FinOps: Cost Optimization

Key Takeaways for AI & Readers

Requests Drive Cost, Not Usage: Cloud infrastructure costs are determined by the CPU and memory your pods request, not what they actually consume. Over-requesting is the single largest source of waste in Kubernetes — most clusters run at 15-30% actual utilization.
Visibility First: You cannot optimize what you cannot measure. Deploy Kubecost or OpenCost to attribute spending to specific teams, namespaces, and workloads. This is the foundation of any FinOps practice.
Right-Sizing with VPA: The Vertical Pod Autoscaler analyzes historical resource usage and recommends (or automatically applies) optimal CPU and memory requests, eliminating both waste and under-provisioning.
Spot/Preemptible Instances: Leverage heavily discounted spare cloud capacity (60-90% savings) for stateless, interruption-tolerant workloads. Use Karpenter or Cluster Autoscaler to automate spot node provisioning.
Resource Quotas as Guardrails: Enforce per-namespace resource limits to prevent a single team from accidentally provisioning excessive infrastructure and running up the bill.
Node Consolidation: Tools like Karpenter actively bin-pack workloads onto fewer nodes and terminate underutilized nodes, recovering wasted capacity continuously.
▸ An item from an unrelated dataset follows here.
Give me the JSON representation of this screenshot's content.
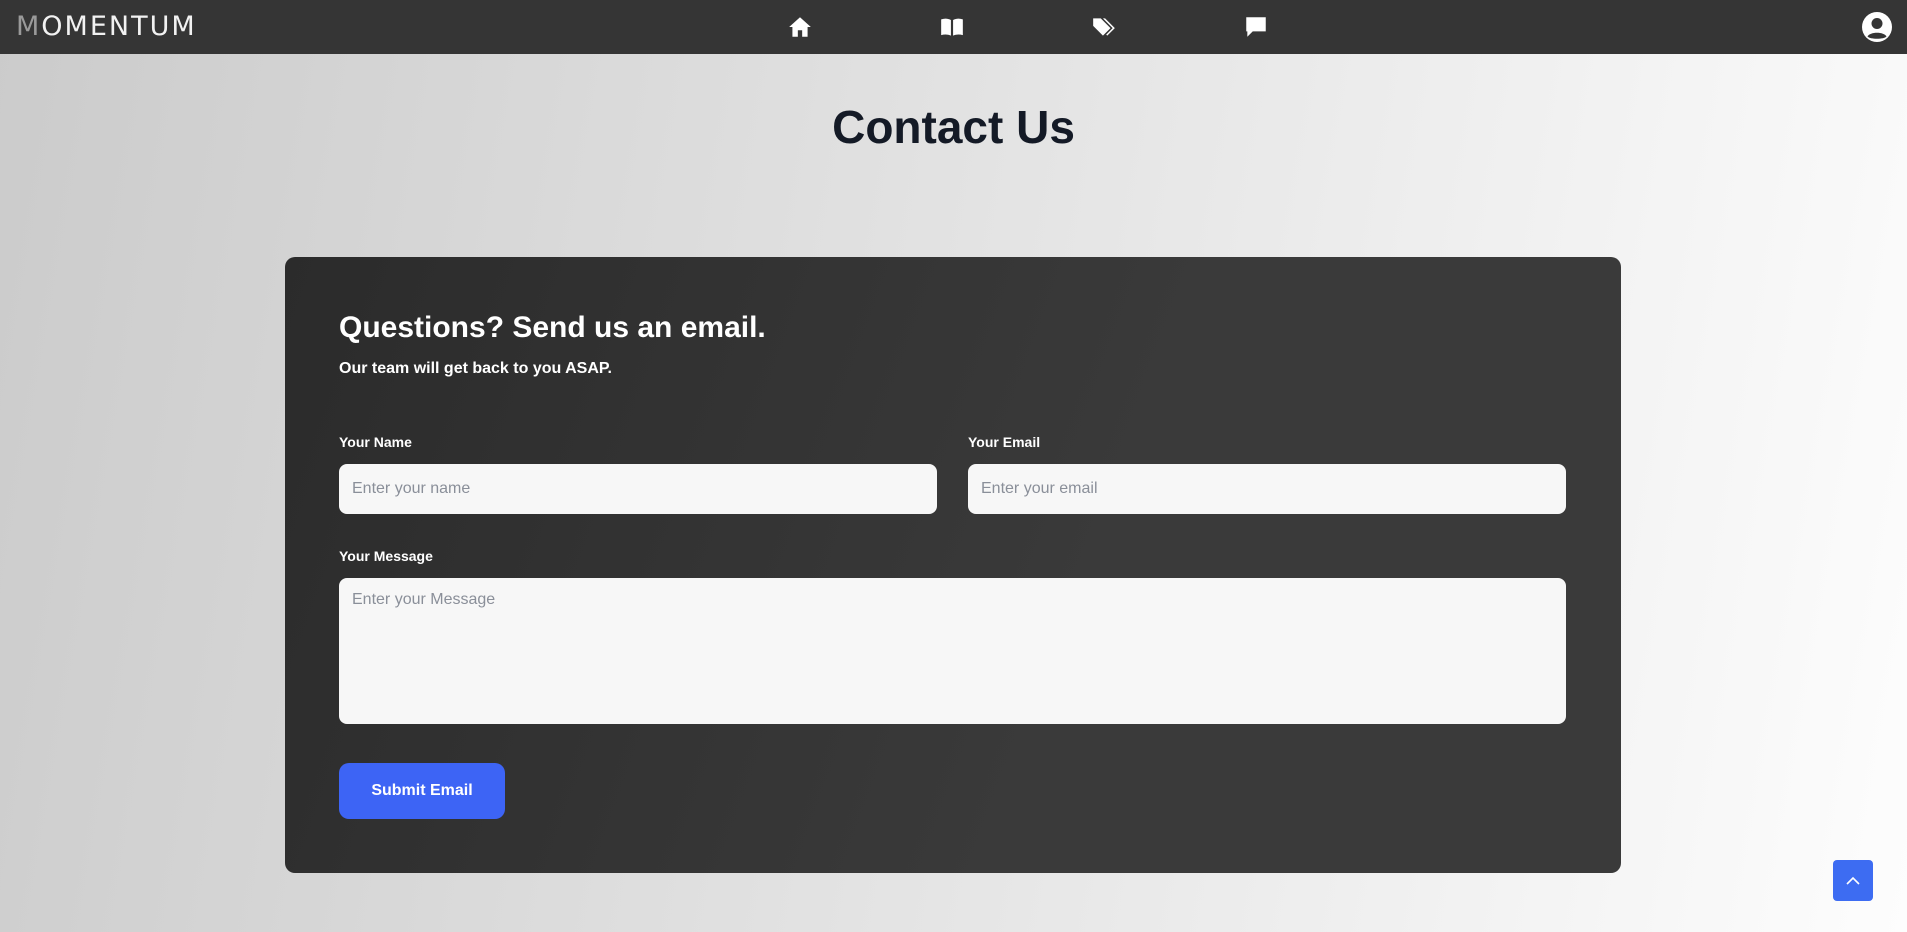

Cloud providers charge you for the nodes you provision — the virtual machines that form your cluster's compute capacity. If your developers request too much CPU and memory in their pod specs, you are paying for "ghost resources": capacity that is reserved on the node scheduler but never actually consumed by the application. In a typical Kubernetes cluster without active cost management, 50-70% of provisioned resources sit idle.

This guide covers the principles, tools, and strategies for bringing Kubernetes costs under control.

1. Understanding the Kubernetes Cost Model

The fundamental truth of Kubernetes cost optimization:

Your cloud bill is proportional to the sum of all pod resource requests, not the sum of actual resource usage.

spec:

replicas:

template:

spec:

resources:

requests:

cpu: m

memory: Mi

Estimated Monthly Cost

$18.00

Efficiency (Requests vs Usage)42%

💡 Kubecost suggests reducing CPU to 100m.

In Kubernetes, you pay for what you Request, not what you use. Tuning these numbers is the key to FinOps.

Here is why this matters. When a pod declares requests: {cpu: "1", memory: "2Gi"}, the Kubernetes scheduler reserves 1 CPU core and 2 GiB of memory on a node — regardless of whether the pod actually uses those resources. If the pod only uses 100m CPU and 256Mi memory, the remaining 900m CPU and ~1.75 GiB of memory are wasted. That capacity cannot be allocated to other pods (the scheduler treats it as consumed), yet the workload uses a fraction of it.

This creates a cascading effect:

Developers over-request to avoid OOM kills and CPU throttling.
Over-requesting causes nodes to fill up faster.
The cluster autoscaler provisions more nodes.
More nodes mean a higher cloud bill.
The actual utilization of those nodes is 15-30%.

The Cost Equation

Monthly Cost ≈ (Total Requested CPU × Cost per CPU-hour × 730 hours)
             + (Total Requested Memory × Cost per GB-hour × 730 hours)
             + (Persistent Volume costs)
             + (Network egress costs)
             + (Load balancer costs)

Compute (CPU + memory) typically accounts for 60-80% of the total bill. That is where the biggest savings are.

2. Kubecost and OpenCost: Visibility

You cannot optimize what you cannot measure. The first step in any FinOps program is deploying a cost visibility tool.

OpenCost

OpenCost is the CNCF open-source standard for Kubernetes cost monitoring. It provides:

Real-time cost allocation by namespace, deployment, pod, and label.
Idle cost identification — exactly how much capacity is reserved but unused.
Cloud provider billing integration for accurate pricing.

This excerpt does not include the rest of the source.